Chekroun, Mickaël D., Honghu Liu, and Shouhong Wang. 2015. Stochastic Parameterizing Manifolds and Non-Markovian Reduced Equations : Stochastic Manifolds for Nonlinear SPDEs II. New York: Springer Briefs in Mathematics, Springer, pp. 129. Publisher's Version Abstract

In this second volume, a general approach is developed to provide approximate parameterizations of the "small" scales by the "large" ones for a broad class of stochastic partial differential equations (SPDEs).

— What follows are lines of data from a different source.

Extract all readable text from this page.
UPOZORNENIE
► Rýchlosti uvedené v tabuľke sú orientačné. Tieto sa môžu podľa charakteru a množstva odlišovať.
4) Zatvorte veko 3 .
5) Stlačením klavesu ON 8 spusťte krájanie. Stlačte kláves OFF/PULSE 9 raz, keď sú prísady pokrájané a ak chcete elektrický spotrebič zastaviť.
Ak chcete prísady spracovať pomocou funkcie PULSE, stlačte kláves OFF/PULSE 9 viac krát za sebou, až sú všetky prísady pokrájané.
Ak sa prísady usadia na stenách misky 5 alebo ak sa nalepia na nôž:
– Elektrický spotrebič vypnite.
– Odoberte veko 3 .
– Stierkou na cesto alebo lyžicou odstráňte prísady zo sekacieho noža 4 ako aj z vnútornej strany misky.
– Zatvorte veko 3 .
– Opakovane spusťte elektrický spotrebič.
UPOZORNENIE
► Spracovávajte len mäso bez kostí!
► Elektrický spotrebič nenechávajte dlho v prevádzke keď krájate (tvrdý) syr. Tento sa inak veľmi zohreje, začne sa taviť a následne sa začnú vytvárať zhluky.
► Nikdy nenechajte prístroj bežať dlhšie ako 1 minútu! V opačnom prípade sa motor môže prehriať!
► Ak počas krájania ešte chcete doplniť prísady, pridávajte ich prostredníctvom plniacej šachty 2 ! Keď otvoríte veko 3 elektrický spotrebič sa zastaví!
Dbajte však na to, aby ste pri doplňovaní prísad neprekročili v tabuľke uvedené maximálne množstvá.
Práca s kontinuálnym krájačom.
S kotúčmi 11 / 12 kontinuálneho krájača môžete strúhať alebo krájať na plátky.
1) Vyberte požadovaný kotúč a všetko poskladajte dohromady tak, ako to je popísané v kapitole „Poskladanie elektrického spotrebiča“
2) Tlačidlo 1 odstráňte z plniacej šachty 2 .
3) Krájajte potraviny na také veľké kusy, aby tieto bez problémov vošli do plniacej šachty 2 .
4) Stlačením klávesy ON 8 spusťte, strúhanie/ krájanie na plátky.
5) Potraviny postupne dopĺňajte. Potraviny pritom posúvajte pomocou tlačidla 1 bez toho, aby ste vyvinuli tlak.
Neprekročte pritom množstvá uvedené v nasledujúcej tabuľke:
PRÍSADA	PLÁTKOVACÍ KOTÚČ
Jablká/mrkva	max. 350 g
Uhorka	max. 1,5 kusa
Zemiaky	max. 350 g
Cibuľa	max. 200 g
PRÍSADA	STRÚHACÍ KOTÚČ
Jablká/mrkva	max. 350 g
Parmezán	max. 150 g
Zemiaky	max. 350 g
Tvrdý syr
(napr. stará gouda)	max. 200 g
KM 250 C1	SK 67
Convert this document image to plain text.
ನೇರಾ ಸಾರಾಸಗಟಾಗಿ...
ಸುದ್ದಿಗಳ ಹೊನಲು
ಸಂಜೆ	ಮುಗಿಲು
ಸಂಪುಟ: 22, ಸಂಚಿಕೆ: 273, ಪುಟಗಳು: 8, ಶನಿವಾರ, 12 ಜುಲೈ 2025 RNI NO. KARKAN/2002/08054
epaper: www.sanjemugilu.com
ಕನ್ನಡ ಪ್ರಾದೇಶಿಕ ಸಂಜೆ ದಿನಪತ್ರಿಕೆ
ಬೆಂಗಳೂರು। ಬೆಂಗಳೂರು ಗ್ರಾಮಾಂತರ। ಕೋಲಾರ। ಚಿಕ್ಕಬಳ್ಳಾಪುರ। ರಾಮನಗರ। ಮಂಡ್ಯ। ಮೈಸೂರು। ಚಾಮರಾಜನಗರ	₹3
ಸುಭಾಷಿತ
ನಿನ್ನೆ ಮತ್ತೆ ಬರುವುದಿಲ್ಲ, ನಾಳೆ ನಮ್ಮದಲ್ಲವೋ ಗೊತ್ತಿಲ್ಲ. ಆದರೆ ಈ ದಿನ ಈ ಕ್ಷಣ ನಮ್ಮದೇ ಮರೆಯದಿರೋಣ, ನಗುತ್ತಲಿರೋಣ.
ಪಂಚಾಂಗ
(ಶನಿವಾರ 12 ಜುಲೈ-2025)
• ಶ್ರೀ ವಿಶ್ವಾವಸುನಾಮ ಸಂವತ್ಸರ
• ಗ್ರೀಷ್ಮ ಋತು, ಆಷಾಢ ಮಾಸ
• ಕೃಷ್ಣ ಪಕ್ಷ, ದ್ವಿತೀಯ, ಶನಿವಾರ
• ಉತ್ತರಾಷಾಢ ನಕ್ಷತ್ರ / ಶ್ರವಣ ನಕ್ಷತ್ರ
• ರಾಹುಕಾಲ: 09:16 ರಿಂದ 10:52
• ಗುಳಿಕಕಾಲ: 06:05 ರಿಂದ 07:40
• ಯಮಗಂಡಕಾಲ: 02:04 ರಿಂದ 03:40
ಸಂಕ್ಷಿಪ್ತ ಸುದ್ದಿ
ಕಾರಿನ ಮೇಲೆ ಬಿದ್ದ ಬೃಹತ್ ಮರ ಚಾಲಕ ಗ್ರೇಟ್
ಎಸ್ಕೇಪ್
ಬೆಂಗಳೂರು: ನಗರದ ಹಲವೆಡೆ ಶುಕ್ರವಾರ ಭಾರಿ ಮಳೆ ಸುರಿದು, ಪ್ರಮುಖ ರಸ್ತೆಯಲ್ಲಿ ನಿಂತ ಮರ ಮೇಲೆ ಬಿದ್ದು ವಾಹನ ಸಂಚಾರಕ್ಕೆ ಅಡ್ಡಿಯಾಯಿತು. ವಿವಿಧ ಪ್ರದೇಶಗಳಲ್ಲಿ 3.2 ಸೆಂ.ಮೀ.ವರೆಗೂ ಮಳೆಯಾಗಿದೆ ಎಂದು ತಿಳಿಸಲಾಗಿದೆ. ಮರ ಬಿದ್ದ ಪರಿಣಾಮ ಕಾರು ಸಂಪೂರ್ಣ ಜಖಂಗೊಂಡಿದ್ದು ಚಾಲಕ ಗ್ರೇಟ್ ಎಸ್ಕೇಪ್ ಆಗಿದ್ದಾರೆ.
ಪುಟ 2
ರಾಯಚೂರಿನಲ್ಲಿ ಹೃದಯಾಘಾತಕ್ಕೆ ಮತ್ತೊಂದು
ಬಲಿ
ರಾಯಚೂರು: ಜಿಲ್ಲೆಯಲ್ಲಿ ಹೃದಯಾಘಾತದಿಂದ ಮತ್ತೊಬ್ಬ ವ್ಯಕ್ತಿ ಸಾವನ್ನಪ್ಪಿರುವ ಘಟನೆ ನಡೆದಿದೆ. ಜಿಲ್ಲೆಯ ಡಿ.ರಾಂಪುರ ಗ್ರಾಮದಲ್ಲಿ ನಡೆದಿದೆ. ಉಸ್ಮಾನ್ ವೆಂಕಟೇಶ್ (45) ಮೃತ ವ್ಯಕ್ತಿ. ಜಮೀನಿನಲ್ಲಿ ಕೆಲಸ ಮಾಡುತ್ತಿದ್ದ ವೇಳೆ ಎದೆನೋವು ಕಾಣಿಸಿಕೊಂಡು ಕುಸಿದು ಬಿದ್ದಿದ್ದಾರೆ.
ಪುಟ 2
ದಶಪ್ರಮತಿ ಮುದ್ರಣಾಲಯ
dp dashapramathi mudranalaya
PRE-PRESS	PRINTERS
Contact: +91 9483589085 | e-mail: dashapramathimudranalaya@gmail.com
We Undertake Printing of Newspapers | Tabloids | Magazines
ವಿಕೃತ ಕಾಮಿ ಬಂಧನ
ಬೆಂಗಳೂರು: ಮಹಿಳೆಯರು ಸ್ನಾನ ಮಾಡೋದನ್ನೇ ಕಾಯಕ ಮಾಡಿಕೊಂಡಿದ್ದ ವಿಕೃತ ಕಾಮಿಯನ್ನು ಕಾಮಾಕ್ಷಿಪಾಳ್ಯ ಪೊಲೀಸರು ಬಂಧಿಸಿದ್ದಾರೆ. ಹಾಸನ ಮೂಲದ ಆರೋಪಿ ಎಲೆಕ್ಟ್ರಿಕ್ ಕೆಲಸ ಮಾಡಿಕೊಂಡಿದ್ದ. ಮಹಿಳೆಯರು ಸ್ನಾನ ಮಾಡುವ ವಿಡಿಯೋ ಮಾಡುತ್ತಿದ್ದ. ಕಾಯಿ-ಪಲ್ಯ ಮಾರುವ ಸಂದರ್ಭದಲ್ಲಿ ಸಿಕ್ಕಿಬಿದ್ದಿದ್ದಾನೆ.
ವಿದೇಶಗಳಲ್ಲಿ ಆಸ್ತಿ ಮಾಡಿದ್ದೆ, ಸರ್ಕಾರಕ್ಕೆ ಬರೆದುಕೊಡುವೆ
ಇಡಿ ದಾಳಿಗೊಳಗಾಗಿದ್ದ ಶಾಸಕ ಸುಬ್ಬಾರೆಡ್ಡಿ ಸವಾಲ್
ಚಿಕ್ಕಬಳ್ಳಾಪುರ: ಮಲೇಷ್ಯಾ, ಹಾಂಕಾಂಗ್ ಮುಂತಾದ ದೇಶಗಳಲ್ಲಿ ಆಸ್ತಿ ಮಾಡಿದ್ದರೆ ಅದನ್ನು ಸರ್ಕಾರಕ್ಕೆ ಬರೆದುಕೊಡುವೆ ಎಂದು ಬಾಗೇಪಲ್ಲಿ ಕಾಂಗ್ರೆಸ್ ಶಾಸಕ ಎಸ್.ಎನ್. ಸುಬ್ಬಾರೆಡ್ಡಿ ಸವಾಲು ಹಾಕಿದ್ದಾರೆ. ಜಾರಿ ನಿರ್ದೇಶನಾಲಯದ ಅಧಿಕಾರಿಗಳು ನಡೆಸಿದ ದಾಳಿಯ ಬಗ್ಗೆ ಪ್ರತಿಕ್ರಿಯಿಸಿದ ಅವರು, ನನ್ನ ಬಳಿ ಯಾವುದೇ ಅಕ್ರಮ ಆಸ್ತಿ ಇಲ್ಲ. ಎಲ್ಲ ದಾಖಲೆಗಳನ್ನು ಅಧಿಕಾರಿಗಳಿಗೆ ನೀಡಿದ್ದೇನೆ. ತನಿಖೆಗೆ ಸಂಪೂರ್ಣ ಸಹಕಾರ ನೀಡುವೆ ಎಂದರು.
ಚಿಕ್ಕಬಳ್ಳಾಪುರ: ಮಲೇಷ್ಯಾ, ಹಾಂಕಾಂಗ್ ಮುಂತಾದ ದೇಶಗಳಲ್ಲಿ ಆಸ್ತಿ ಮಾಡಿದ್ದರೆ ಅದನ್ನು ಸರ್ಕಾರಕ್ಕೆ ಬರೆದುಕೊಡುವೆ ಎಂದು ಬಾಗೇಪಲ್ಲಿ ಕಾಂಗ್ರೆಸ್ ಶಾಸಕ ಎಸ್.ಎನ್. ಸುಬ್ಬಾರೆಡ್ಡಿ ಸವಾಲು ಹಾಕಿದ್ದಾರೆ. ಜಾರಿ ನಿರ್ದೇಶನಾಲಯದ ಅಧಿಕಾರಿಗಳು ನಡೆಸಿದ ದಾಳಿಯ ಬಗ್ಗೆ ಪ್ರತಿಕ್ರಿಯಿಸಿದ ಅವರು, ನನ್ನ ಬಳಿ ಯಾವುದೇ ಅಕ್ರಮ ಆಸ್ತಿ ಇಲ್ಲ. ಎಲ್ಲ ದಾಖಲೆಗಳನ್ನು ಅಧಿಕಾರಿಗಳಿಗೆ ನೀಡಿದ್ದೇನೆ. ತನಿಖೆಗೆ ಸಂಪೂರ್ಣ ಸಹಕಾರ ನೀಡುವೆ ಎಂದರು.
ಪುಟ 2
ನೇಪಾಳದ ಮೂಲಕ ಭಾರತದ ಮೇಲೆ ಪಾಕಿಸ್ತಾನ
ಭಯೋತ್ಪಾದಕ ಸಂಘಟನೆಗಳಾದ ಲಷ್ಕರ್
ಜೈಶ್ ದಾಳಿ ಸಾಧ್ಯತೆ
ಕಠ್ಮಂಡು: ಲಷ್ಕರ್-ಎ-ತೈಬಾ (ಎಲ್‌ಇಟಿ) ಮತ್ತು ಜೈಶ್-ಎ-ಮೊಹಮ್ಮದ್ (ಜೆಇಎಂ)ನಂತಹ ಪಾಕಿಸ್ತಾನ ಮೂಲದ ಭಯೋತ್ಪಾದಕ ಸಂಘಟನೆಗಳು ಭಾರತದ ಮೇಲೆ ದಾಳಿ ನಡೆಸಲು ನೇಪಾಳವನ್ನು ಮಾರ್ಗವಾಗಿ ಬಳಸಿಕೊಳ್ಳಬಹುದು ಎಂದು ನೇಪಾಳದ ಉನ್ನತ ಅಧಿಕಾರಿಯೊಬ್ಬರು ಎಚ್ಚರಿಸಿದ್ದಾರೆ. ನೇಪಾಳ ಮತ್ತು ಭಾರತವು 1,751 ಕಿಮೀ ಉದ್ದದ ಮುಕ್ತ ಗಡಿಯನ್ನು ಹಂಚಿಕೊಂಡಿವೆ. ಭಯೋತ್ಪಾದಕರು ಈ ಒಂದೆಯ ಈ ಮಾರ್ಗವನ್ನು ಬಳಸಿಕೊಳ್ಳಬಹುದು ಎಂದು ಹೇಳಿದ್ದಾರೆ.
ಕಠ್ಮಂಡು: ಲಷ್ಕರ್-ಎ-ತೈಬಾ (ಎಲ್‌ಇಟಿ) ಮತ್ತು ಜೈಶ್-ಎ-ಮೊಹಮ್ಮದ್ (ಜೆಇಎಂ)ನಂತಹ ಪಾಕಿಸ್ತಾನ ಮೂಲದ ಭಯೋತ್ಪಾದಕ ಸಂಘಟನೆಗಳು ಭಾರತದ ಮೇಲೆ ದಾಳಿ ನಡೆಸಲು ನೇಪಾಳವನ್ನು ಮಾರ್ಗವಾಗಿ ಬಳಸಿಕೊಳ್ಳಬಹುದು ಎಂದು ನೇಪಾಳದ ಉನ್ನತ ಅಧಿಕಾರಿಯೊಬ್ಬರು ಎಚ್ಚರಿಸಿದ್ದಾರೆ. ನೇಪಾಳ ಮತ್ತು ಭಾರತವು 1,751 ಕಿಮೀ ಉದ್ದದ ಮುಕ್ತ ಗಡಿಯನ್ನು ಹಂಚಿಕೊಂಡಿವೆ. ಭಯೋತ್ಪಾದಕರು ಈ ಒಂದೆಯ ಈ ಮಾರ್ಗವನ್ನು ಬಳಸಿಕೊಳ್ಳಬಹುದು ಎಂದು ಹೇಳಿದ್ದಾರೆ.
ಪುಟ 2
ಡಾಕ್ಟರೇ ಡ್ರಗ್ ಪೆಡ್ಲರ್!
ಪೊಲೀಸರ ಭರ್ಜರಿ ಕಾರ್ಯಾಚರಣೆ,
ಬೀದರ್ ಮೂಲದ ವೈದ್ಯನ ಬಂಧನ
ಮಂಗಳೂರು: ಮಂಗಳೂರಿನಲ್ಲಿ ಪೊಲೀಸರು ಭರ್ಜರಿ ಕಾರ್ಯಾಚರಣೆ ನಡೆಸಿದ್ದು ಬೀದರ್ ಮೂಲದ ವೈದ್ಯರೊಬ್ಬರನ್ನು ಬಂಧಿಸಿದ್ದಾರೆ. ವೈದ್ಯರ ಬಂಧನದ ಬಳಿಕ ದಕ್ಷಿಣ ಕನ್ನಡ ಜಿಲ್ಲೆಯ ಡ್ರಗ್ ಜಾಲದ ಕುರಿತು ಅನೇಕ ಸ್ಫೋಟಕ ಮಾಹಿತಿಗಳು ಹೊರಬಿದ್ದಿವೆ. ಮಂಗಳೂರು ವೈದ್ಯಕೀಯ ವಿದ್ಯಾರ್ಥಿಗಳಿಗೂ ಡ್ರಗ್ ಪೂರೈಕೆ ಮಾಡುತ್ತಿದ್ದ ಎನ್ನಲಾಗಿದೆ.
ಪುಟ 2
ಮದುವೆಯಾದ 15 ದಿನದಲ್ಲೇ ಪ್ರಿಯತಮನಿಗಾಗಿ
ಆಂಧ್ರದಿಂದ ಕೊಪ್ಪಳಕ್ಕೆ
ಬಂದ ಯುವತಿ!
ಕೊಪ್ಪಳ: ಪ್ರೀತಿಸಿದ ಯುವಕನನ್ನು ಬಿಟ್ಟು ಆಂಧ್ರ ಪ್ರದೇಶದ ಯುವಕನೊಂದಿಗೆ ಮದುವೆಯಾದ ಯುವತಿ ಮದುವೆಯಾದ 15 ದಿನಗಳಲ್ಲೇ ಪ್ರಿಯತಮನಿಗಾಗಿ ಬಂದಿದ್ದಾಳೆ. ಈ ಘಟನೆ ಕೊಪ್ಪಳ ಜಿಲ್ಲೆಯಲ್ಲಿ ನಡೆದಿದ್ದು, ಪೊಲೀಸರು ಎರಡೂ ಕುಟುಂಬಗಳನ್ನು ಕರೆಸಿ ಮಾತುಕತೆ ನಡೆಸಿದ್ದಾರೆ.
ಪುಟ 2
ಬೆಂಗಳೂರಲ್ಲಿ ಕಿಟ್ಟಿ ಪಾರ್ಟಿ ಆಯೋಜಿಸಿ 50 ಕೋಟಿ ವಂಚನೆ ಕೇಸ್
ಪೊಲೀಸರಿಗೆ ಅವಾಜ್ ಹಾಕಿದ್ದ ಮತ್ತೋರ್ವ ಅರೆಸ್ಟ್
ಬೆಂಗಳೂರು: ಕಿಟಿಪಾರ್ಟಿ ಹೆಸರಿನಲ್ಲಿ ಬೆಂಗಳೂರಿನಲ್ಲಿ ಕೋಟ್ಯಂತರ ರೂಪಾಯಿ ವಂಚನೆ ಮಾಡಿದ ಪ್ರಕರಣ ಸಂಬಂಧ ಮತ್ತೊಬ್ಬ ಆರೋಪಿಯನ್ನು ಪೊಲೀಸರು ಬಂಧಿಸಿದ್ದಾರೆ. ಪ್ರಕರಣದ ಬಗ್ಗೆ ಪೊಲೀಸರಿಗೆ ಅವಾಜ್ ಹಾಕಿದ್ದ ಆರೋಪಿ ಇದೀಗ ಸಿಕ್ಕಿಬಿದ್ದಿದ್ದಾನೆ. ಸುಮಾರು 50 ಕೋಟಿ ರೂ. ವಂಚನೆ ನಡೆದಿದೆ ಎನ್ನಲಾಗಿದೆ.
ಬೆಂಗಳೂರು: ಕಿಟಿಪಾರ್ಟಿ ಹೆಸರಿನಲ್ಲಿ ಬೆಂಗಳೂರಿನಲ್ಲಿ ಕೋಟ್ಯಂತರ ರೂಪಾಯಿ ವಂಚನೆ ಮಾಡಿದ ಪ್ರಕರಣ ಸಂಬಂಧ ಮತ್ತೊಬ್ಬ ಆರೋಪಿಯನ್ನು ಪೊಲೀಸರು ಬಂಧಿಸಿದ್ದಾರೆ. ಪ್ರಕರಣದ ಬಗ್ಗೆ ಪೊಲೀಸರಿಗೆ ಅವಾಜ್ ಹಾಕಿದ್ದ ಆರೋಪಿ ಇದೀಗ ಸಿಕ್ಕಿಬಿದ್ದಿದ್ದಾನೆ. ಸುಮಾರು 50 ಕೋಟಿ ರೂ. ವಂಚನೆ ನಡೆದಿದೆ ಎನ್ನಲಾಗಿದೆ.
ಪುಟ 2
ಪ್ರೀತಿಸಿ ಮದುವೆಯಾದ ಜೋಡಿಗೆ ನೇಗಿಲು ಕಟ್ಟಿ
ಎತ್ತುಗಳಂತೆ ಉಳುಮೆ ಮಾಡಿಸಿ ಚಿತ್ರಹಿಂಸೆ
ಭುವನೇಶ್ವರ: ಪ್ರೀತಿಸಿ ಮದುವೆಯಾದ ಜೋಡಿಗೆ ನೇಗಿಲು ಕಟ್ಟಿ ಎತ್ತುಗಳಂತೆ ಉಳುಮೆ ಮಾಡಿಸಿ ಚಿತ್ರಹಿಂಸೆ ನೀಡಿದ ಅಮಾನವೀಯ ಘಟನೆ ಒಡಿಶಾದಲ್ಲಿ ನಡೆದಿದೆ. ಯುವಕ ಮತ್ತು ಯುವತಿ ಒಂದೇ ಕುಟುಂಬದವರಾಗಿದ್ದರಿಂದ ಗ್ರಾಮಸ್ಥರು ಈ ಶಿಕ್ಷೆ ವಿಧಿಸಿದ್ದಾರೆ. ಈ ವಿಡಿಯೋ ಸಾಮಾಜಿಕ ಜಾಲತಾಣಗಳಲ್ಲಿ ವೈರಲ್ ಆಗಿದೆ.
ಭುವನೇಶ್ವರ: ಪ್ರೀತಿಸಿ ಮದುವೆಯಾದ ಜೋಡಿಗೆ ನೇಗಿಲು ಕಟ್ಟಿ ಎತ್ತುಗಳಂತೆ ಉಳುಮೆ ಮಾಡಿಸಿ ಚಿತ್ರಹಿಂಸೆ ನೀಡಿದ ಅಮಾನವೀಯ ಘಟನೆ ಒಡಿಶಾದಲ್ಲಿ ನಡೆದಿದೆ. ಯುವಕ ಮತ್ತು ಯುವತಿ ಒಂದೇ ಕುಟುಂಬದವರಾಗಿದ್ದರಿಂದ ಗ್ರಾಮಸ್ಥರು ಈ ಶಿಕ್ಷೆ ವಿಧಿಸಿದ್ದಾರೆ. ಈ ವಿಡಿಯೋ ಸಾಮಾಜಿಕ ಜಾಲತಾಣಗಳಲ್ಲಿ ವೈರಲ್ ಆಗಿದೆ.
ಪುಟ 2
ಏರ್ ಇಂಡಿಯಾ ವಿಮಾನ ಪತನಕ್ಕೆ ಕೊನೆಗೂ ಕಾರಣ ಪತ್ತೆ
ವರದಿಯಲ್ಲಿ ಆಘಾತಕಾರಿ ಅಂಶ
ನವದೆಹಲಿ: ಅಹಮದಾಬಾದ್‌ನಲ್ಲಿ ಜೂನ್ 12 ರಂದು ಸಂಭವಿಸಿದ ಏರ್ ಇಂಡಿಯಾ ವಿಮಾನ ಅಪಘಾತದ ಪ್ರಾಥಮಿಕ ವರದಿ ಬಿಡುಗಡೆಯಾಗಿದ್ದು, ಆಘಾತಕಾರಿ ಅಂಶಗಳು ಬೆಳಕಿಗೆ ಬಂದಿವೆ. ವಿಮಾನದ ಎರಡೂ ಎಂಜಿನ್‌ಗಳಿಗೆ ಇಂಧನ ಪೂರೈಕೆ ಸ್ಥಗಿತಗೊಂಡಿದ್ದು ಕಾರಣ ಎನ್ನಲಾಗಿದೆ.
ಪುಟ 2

This is accomplished via the concept of parameterizing manifolds (PMs), which are stochastic manifolds that improve, for a given realization of the noise, in mean square error the partial knowledge of the full SPDE solution when compared to its projection onto some resolved modes. Backward-forward systems are designed to give access to such PMs in practice. The key idea consists of representing the modes with high wave numbers as a pullback limit depending on the time-history of the modes with low wave numbers. Non-Markovian stochastic reduced systems are then derived based on such a PM approach. The reduced systems take the form of stochastic differential equations involving random coefficients that convey memory effects. The theory is illustrated on a stochastic Burgers-type equation.